On October 22, 1881, she married Walter Erskine Dimmick (July 4, 1856 – January 14, 1882), a son of the attorney-general of Pennsylvania, Samuel E. Dimmick, and brother of future Scranton mayor J. Benjamin Dimmick. He died three months after their marriage, leaving her a widow at age 23. A niece of Caroline Harrison, she in 1889 moved into the White House to serve as assistant to the First Lady. Sometime after Mrs. Harrison's death in 1892, the former president and Mrs. Dimmick fell in love and late in 1895 announced their engagement.

At age 37, she married the former president, aged 62, on April 6, 1896, at St. Thomas Protestant Episcopal Church in New York City. Harrison's grown children from his first marriage, horrified at the news, did not attend the wedding. Harrison's vice president, Levi P. Morton, the then-governor of New York, and several former cabinet members were among the three dozen guests; former navy secretary Benjamin F. Tracy was best man. Without a honeymoon, the couple settled in Indianapolis.
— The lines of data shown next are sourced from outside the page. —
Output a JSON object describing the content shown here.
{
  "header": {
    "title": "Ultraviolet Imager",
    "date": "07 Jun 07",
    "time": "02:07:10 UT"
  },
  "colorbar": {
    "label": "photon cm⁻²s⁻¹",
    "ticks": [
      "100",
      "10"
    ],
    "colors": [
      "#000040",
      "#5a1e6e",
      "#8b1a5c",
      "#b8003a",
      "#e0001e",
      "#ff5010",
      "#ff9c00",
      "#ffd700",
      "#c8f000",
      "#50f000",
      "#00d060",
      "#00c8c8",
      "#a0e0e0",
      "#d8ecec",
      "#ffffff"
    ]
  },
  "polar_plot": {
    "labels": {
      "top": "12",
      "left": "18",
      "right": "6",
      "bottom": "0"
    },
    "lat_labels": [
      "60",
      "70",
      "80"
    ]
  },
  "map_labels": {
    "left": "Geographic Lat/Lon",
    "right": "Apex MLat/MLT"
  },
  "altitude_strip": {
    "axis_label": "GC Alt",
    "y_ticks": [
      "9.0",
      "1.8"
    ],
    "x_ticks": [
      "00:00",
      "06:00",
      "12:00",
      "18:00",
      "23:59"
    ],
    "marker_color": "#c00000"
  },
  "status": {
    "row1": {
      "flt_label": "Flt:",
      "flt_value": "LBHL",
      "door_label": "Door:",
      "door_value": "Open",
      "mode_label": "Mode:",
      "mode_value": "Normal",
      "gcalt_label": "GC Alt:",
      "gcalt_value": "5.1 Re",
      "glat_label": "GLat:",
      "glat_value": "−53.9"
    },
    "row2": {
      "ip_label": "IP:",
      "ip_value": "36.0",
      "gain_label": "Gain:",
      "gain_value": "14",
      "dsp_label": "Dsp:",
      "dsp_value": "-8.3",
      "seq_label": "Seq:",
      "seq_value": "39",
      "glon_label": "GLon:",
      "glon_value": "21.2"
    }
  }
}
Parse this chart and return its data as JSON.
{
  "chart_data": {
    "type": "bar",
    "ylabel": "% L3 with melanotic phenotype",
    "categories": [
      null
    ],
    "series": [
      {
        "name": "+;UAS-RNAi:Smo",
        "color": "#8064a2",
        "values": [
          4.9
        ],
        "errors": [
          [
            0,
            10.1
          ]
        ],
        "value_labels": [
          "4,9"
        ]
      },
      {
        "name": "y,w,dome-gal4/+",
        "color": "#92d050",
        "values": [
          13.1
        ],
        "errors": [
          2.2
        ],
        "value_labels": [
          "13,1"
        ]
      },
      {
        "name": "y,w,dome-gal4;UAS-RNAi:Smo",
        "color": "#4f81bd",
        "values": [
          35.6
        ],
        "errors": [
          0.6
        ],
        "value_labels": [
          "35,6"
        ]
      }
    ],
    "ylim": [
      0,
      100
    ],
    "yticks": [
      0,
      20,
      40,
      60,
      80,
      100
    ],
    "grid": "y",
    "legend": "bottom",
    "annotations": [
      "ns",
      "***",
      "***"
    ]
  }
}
Together, the Harrisons had one daughter:
- Elizabeth (Harrison) Walker (1897–1955), a lawyer. Born in Indianapolis, she graduated from New York University School of Law in 1919. In 1922, she married James Blaine Walker, grandnephew of her father's secretary of state James G. Blaine. She was founder and publisher of "Cues on the News", an investment newsletter for women. Their daughter, Mary Jane Walker, married Newell Garfield, a grandson of Interior Secretary James Rudolph Garfield, and great-grandson of President James Garfield.

The Harrisons traveled widely: to Venezuela, where Harrison played a role in settling a boundary dispute, and to the First Peace Conference at The Hague in 1899. Benjamin Harrison died on March 13, 1901. Mrs. Harrison survived the former president by nearly half a century. Arden Davis Melick reveals that "Mary Dimmick Harrison established The Benjamin Harrison Memorial Home in Indianapolis, Indiana." In 1901, she commissioned Frederick Wilson of Tiffany Studios to create a stained-glass window for Benjamin Harrison's long-time congregation, First Presbyterian Church.

On September 1, 1914, Mary and her seventeen-year-old daughter Elizabeth returned from Europe upon the outbreak of war aboard the SS Ryndam. She died of asthma in New York City on January 5, 1948. She was buried in Indianapolis, Indiana, in Crown Hill Cemetery.